Alysia solo regresará a San Francisco cuando su padre, muy enfermo de sida, le pida que venga a cuidarle. Aunque aún era una chica de veintipocos años y seguía teniendo numerosos conflictos internos, Alysia sabe que debía estar allí y eso es lo que hace. Darle a su padre todo el amor que se merece en los últimos días de su vida.
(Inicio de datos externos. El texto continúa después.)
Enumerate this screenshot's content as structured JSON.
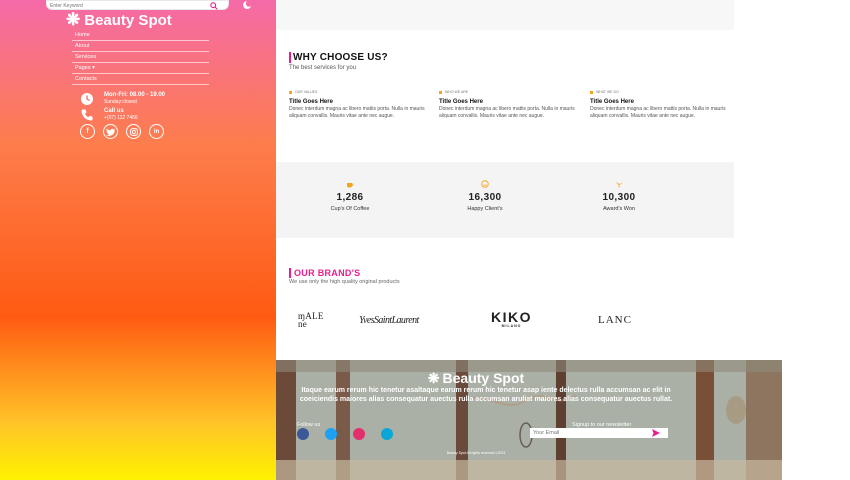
{
  "sidebar": {
    "search_placeholder": "Enter Keyword",
    "brand_star": "❋",
    "brand_name": "Beauty Spot",
    "nav": [
      "Home",
      "About",
      "Services",
      "Pages ▾",
      "Contacts"
    ],
    "hours_line1": "Mon-Fri: 08.00 - 19.00",
    "hours_line2": "Sunday:closed",
    "call_label": "Call us",
    "call_number": "+(07) 112 7466",
    "socials": [
      "facebook-icon",
      "twitter-icon",
      "instagram-icon",
      "linkedin-icon"
    ]
  },
  "why": {
    "title": "WHY CHOOSE US?",
    "subtitle": "The best services for you",
    "features": [
      {
        "category": "OUR VALUES",
        "title": "Title Goes Here",
        "text": "Donec interdum magna ac libero mattis porta. Nulla in mauris aliquam convallis. Mauris vitae ante nec augue."
      },
      {
        "category": "WHO WE ARE",
        "title": "Title Goes Here",
        "text": "Donec interdum magna ac libero mattis porta. Nulla in mauris aliquam convallis. Mauris vitae ante nec augue."
      },
      {
        "category": "WHAT WE DO",
        "title": "Title Goes Here",
        "text": "Donec interdum magna ac libero mattis porta. Nulla in mauris aliquam convallis. Mauris vitae ante nec augue."
      }
    ]
  },
  "stats": [
    {
      "icon": "coffee-icon",
      "number": "1,286",
      "label": "Cup's Of Coffee"
    },
    {
      "icon": "smile-icon",
      "number": "16,300",
      "label": "Happy Client's"
    },
    {
      "icon": "trophy-icon",
      "number": "10,300",
      "label": "Award's Won"
    }
  ],
  "brands": {
    "title": "OUR BRAND'S",
    "subtitle": "We use only the high quality original products",
    "logos": [
      "ɱALE ne",
      "YvesSaintLaurent",
      "KIKO",
      "LANC"
    ],
    "kiko_sub": "MILANO"
  },
  "footer": {
    "brand_star": "❋",
    "brand_name": "Beauty Spot",
    "description": "Itaque earum rerum hic tenetur asaltaque earum rerum hic tenetur asap iente delectus rulla accumsan ac elit in coeiciendis maiores alias consequatur auectus rulla accumsan aruliat maiores alias consequatur auectus rullat.",
    "follow_label": "Follow us",
    "newsletter_label": "Signup to our newsletter",
    "email_placeholder": "Your Email",
    "social_colors": [
      "#3b5998",
      "#1da1f2",
      "#e1306c",
      "#0aa6d8"
    ],
    "copyright": "Beauty Spot All rights reserved | 2023"
  }
}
Fairyland es una novela preciosa y muy emotiva. Alguna lagrimilla he derramado al leerla. La relación padre-hija es admirable, como también lo son el homenaje a las familias atípicas, a los homosexuales que por fin empezaron a vivir la vida como ellos querían y a la libertad. Las palabras finales del epílogo son muy emotivas. En ellas la autora explica que aunque es heterosexual y hace más de veinte años que no tiene un padre gay vivo, todavía se siente parte de esa comunidad queer en la que se crio. Qué bien que la intuición o el azar me hayan llevado a este libro que, sin duda, no voy a olvidar.